When Jesus stood up, spoke a word, calmed the storm, and sat down, the disciples asked, “Who is this man?” And perhaps they started to wonder if he was even a man at all.
They had already seen his miracles; they had already heard his message. But now they saw his authority and his power. Who is this man who naps in the face of certain death, who says three words and ends a storm, who heals the sick and gives sight to the blind and raises the dead? Who is the man who calls out the religious authorities in public and turns over tables in the temple? Who is this man?
That is the question, isn’t it.
From our perspective, their question seems a little obvious. Duh. He’s the Son of God. He’s Jesus, God Incarnate.
But remember that the disciples don’t have the benefit of the rest of the story. They don’t know about the cross, the resurrection, the church, the Holy Spirit, and everything else that has happened in our world since then. They don’t know about the way God has worked for the salvation of humanity like we do. They don’t know Jesus like we do.
See, this man who calms the storm is Jesus. This is who Jesus is. This is what Jesus does. In the midst of the chaos of our lives, Jesus speaks calm and peace. When it feels like we are about to sink in the waves of the messes we have made, Jesus extends his hand, and everything is still.

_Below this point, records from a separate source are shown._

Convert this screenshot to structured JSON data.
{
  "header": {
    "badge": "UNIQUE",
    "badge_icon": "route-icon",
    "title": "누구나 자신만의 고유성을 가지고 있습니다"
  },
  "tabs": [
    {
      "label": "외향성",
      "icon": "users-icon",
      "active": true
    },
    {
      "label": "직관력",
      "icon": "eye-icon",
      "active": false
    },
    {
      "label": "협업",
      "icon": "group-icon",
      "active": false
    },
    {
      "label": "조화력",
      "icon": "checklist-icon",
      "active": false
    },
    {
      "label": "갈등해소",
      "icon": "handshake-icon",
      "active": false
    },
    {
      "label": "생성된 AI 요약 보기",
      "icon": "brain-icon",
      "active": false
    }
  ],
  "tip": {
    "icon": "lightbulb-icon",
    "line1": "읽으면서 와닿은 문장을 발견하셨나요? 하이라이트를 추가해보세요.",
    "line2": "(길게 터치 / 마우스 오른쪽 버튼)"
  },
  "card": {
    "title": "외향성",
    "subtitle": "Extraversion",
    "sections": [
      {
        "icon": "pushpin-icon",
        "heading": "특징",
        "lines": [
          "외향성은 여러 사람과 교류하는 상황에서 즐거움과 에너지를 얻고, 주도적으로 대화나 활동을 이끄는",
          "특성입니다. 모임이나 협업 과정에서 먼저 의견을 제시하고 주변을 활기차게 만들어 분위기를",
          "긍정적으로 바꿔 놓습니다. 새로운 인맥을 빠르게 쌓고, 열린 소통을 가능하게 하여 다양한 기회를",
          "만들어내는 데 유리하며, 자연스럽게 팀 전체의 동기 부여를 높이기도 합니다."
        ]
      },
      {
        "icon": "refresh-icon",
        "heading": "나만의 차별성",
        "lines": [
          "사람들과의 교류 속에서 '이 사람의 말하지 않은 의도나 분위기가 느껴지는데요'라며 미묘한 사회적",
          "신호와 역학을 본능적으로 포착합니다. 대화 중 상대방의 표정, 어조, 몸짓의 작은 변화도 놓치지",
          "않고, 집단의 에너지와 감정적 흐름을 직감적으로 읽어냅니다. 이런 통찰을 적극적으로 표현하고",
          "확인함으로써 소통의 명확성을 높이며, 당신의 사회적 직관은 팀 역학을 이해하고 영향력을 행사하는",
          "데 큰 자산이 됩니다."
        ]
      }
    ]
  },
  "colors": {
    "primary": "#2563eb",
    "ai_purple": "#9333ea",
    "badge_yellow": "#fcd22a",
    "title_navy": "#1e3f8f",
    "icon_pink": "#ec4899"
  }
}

When we have done our worst, when we have disobeyed God in all the ways we could think of, and when what we deserve is the chaos of death, Jesus brings power and new life.
Who is this, that even the wind and the waves obey him?
He is Yahweh, the one who spoke the world into existence from out of the the waters of chaos. He is the Lord, the one who delivered the people of Israel from slavery in Egypt between the parted waters of the Red Sea. He is the Deliverer, the one who lead the people to the land of promise through the waters of the Jordan River. He is Immanuel, the one born in the waters of Mary’s womb. He is the Son, the one newly christened with the waters of baptism, with whom God is well pleased. He is the Creator, the one who says “Peace, be still,” and makes the waters calm. And He is God, who will one day wipe the waters of tears from our eyes when all things will be made new.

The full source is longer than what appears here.